Architecture as Character
Early reports emphasize the film's attention to space. The android, we're told, occupies rooms in ways that are almost correct but never quite right—sitting a few centimeters too close to a wall, pausing a beat too long before opening a door. Kore-eda has spoken in past interviews about how Japanese domestic architecture encodes relationships: the genkan where you remove your shoes, the fusuma that slide to reveal or conceal. In Sheep in the Box, these spatial codes become tests. Can a machine learn where to stand? And if it can, does that make it a person or a very convincing haunting?
Our take
Kore-eda is not going to deliver a TED Talk about the ethics of grief bots.

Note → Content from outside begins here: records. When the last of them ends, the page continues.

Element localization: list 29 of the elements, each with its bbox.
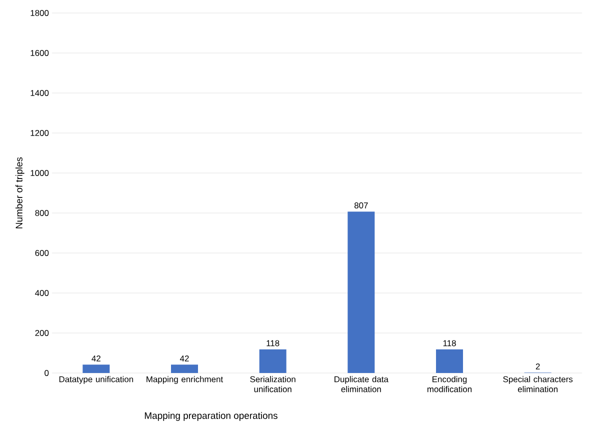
bar [82,364,110,373]
y-axis-title: Number of triples [15,157,24,228]
x-tick-label: Duplicate data elimination [334,376,388,392]
data-label: 118 [266,340,280,346]
y-tick-label: 1400 [30,90,49,96]
y-tick-label: 400 [35,290,49,296]
y-tick-label: 0 [44,370,49,376]
x-tick-label: Serialization unification [250,376,296,392]
x-tick-label: Datatype unification [59,376,134,384]
bar [259,349,286,373]
bar [171,364,198,373]
data-label: 2 [536,363,540,370]
bar [436,349,464,373]
x-axis-title: Mapping preparation operations [144,412,278,421]
y-tick-label: 1800 [30,10,49,16]
x-tick-label: Encoding modification [427,376,472,392]
y-tick-label: 1200 [30,130,49,136]
y-tick-label: 600 [35,250,49,256]
y-tick-label: 200 [35,330,49,336]
y-tick-label: 1600 [30,50,49,56]
data-label: 42 [180,355,189,362]
data-label: 118 [443,340,456,346]
y-tick-label: 1000 [30,170,49,176]
bar [348,212,375,373]
x-tick-label: Mapping enrichment [146,376,224,384]
y-tick-label: 800 [35,210,49,216]
data-label: 42 [92,355,100,362]
x-tick-label: Special characters elimination [503,376,573,392]
data-label: 807 [354,202,368,208]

He is going to show a woman making tea for something that looks like the person she loved, and he is going to hold the shot long enough that you feel the weight of the kettle. That restraint is precisely what the AI conversation needs right now—less panic, more patience, and a willingness to sit with discomfort. Whether the film wins the Palme or not, it has already done something valuable: it has given the festival, and the rest of us, a frame for thinking about loss in an age when loss can be, however imperfectly, undone.